Report by Anna Milton, Junior Team Member and Fan Supporter at KSR
Playing my role as fan support for the team, I was given the opportunity to hitch a ride up to the Killington stage road race and observe the race routines of the team. As a spectator of all of the women, I obtained certain race strategies of the racers as well as daily routines. Overall, every one of the women had a fantastic and admirable weekend of racing, proving that each of their individual strategies and routines complete the job and thus, are good model routines to follow for other, younger disciples.
Waking up at approximately 6:30 AM each morning, the racers would settle down for a hardy breakfast of carbs and proceed to relax and digest their food for the next 20 minutes. Subsequently, they slowly slip into their kits and get all suited up for the race. The women then make last minute adjustments to their bikes, perhaps changing their cassettes to allow for an easier set of gears up the numerous climbs in the morning’s race. Finally, nearly ready to take off to the start, the women throw us their feed zone water bottles and are out the door with following cheers of good luck from us (one of our, the race supporters, jobs is to supply the racers with spare bottles at the feed zone).
When the racers arrive at the start, they proceed with a 45 minute warm up to supply their legs with sufficient amounts of blood and oxygen prior the race.

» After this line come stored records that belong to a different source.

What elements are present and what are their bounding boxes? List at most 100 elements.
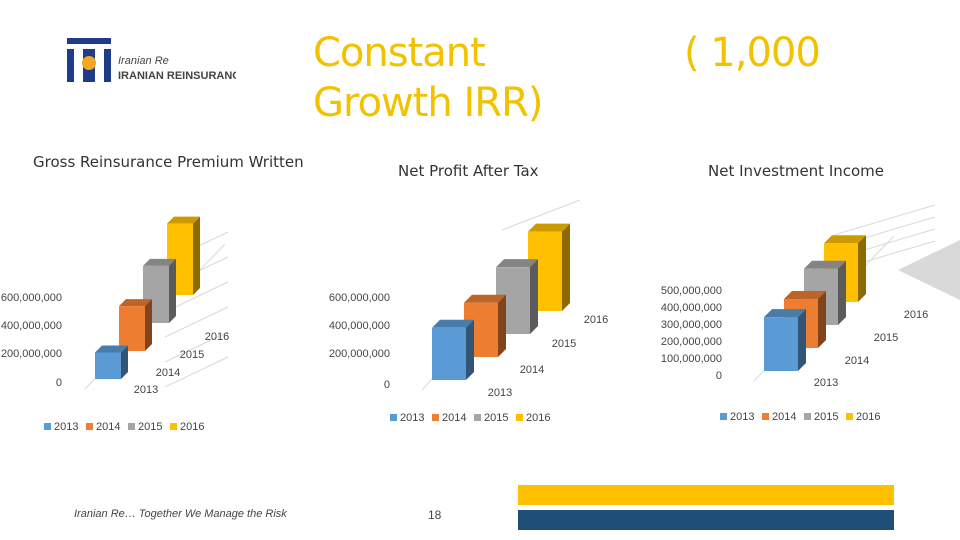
legend-swatch-2015 <box>804 413 811 420</box>
y-tick-label: 600,000,000 <box>1 292 62 304</box>
bar-side-2014 <box>818 291 826 348</box>
legend-swatch-2013 <box>720 413 727 420</box>
logo-script-text: Iranian Re <box>118 55 169 67</box>
slide-title: Constant Growth IRR) <box>313 30 544 126</box>
legend-label: 2014 <box>442 412 466 424</box>
category-label: 2014 <box>845 355 869 367</box>
bar-top-2013 <box>95 345 128 353</box>
logo-sun-icon <box>82 56 96 70</box>
gridline <box>501 199 581 231</box>
legend-label: 2015 <box>814 411 838 423</box>
category-label: 2015 <box>552 338 576 350</box>
y-tick-label: 0 <box>384 379 390 391</box>
legend-label: 2016 <box>180 421 204 433</box>
category-label: 2015 <box>874 332 898 344</box>
bar-side-2013 <box>798 309 806 371</box>
category-label: 2013 <box>488 387 512 399</box>
legend-swatch-2013 <box>44 423 51 430</box>
bar-top-2013 <box>764 309 806 318</box>
chart-title-gross-premium: Gross Reinsurance Premium Written <box>33 153 304 171</box>
category-label: 2014 <box>156 367 180 379</box>
legend-label: 2013 <box>400 412 424 424</box>
gridline <box>164 306 229 338</box>
y-tick-label: 0 <box>716 370 722 382</box>
bar-side-2015 <box>530 259 538 334</box>
bar-side-2015 <box>169 258 176 323</box>
category-label: 2016 <box>205 331 229 343</box>
units-label: ( 1,000 <box>684 30 821 76</box>
bar-top-2015 <box>496 259 538 268</box>
category-label: 2013 <box>814 377 838 389</box>
legend-label: 2014 <box>772 411 796 423</box>
legend-label: 2013 <box>730 411 754 423</box>
y-tick-label: 200,000,000 <box>1 348 62 360</box>
bar-top-2014 <box>464 294 506 303</box>
y-tick-label: 500,000,000 <box>661 285 722 297</box>
legend-swatch-2016 <box>170 423 177 430</box>
bar-side-2016 <box>193 216 200 295</box>
y-tick-label: 100,000,000 <box>661 353 722 365</box>
legend-swatch-2015 <box>128 423 135 430</box>
bar-top-2015 <box>143 258 176 266</box>
chart-title-net-profit: Net Profit After Tax <box>398 162 539 180</box>
legend-swatch-2016 <box>846 413 853 420</box>
legend-swatch-2016 <box>516 414 523 421</box>
bar-side-2016 <box>562 223 570 311</box>
bar-2013 <box>764 317 798 371</box>
bar-top-2016 <box>528 223 570 232</box>
legend-label: 2016 <box>526 412 550 424</box>
category-label: 2016 <box>584 314 608 326</box>
footer-navy-band <box>518 510 894 530</box>
category-label: 2013 <box>134 384 158 396</box>
gridline <box>164 356 229 388</box>
y-tick-label: 600,000,000 <box>329 292 390 304</box>
y-tick-label: 400,000,000 <box>661 302 722 314</box>
bar-2013 <box>95 352 121 379</box>
legend-label: 2013 <box>54 421 78 433</box>
bar-top-2016 <box>167 216 200 224</box>
logo-caps-text: IRANIAN REINSURANCE CO. <box>118 70 236 82</box>
bar-top-2014 <box>119 299 152 307</box>
y-tick-label: 200,000,000 <box>661 336 722 348</box>
category-label: 2016 <box>904 309 928 321</box>
category-label: 2014 <box>520 364 544 376</box>
legend-label: 2016 <box>856 411 880 423</box>
bar-side-2015 <box>838 260 846 325</box>
bar-top-2015 <box>804 260 846 269</box>
legend-label: 2015 <box>138 421 162 433</box>
gridline <box>833 204 936 236</box>
bar-2013 <box>432 327 466 380</box>
legend-swatch-2015 <box>474 414 481 421</box>
legend-swatch-2013 <box>390 414 397 421</box>
bar-side-2014 <box>498 294 506 357</box>
bar-side-2014 <box>145 299 152 351</box>
gridline <box>164 331 229 363</box>
legend-swatch-2014 <box>432 414 439 421</box>
page-number: 18 <box>428 508 442 522</box>
y-tick-label: 300,000,000 <box>661 319 722 331</box>
y-tick-label: 0 <box>56 377 62 389</box>
company-logo: Iranian Re IRANIAN REINSURANCE CO. <box>67 38 236 82</box>
legend-swatch-2014 <box>762 413 769 420</box>
footer-tagline: Iranian Re… Together We Manage the Risk <box>74 508 287 520</box>
footer-gold-band <box>518 485 894 505</box>
category-label: 2015 <box>180 349 204 361</box>
bar-top-2016 <box>824 235 866 244</box>
bar-top-2014 <box>784 291 826 300</box>
legend-label: 2015 <box>484 412 508 424</box>
slide-arrow-icon[interactable] <box>898 240 960 300</box>
chart-title-net-investment: Net Investment Income <box>708 162 885 180</box>
legend-swatch-2014 <box>86 423 93 430</box>
y-tick-label: 200,000,000 <box>329 348 390 360</box>
bar-side-2013 <box>466 319 474 380</box>
bar-2014 <box>119 306 145 351</box>
y-tick-label: 400,000,000 <box>1 320 62 332</box>
bar-top-2013 <box>432 319 474 328</box>
legend-label: 2014 <box>96 421 120 433</box>
bar-side-2016 <box>858 235 866 302</box>
y-tick-label: 400,000,000 <box>329 320 390 332</box>
bar-side-2013 <box>121 345 128 379</box>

As the first stage, the circuit race was the easiest, requiring the least amount of effort, and we were rewarded with admirable places in both the Women’s Pro 1-2 and Women’s 3-4. The Time Trial surely would be much more arduous; just after the circuit, there was no rest, everyone was already preoccupied with worrisome thoughts about the upcoming TT.
The following morning: same routine as the previous. One quick observation, when there are two bathrooms shared amongst unnerved five racers and six jittery race supporters on the morning of a race, lets just say the bathrooms didn’t always smell like roses. But they needed that stuff out of their system before the TT!
All of the women placed well in the Time Trial and felt the pain of the gain afterwards. Their assignment for the afternoon was to be official “couch potatoes”. Race supporters, however, were given free reign over what to do with the afternoon, and so, Mom, John D and I tooled out for a sure-to-be arduous ride up bear mountain, whose summit was the finish of the next day’s road race. In total, the climb took us 22 minutes, no saddles. At the summit, you nearly fall off the bike with jello-like legs and an upturned stomach. This is what the racers were sentenced to after racing some 60 miles already! They were all going to sleep well the next night.
I have practically memorized morning routine by now, which is exactly what I wished to accomplish; I wanted to comprehend and obtain the tactics of racing prior and post race.
Missing the start of the road race, Mom and I head to the feed zone, waiting for Larry and the others after the starts of both women’s categories. When everyone else arrives, we set up camp in the midst of the zone and proceed to hand off the bottles to the racers in both fields. After a bit of chaos, we flee the feed zone with little time to spare getting to the finish.
With perhaps a bit of speeding, for instance, driving 45 in a 30 mph zone (Mom!) and maybe a few not so nice words spilled out of fear of missing the finish, we fortunately get to the mountain’s summit in the nick of time. Sprinting to the line, all I see is this very distinct black and yellow thing bobbling up and down at the crest of the mountain, immediately recognized as… Anna! Of course, her fan club screeches bloody murder in excitement, and we watch as she makes the final push towards the finish line taking a brilliant 3rd place! One after another, resembling fantastic teammates, Becca and Ann finish soon after with crazy cheers from us as well as painfully exhausted legs. Fatigued, the racers plop down beside the finish and we follow, waiting to see our W 3-4 racers appear to applaud them at the finish.
Straining our eyes, we see Christina pumping her legs up and down like an over used piston, slowly but surely she rolls over the finish. Just after, Allison, beat like all the rest, still manages a strong finish. And you know, the most admirable thing, was that, even though every one of our women were dead beat, they still congratulated and offered sincere words of support to their other teammates. In conclusion, one of the most important pieces of info I acquired throughout the weekend was that, no matter how fast, slow, smart or dumb a racer you are, people will always support you, that’s what a team is for. I have to say, I was welcomed into the best team I can imagine, one where the members always support each other; there is never any rivalry, drama or bratty girls, so, thank you, team, coach, and race supporters, for allowing none of that crap!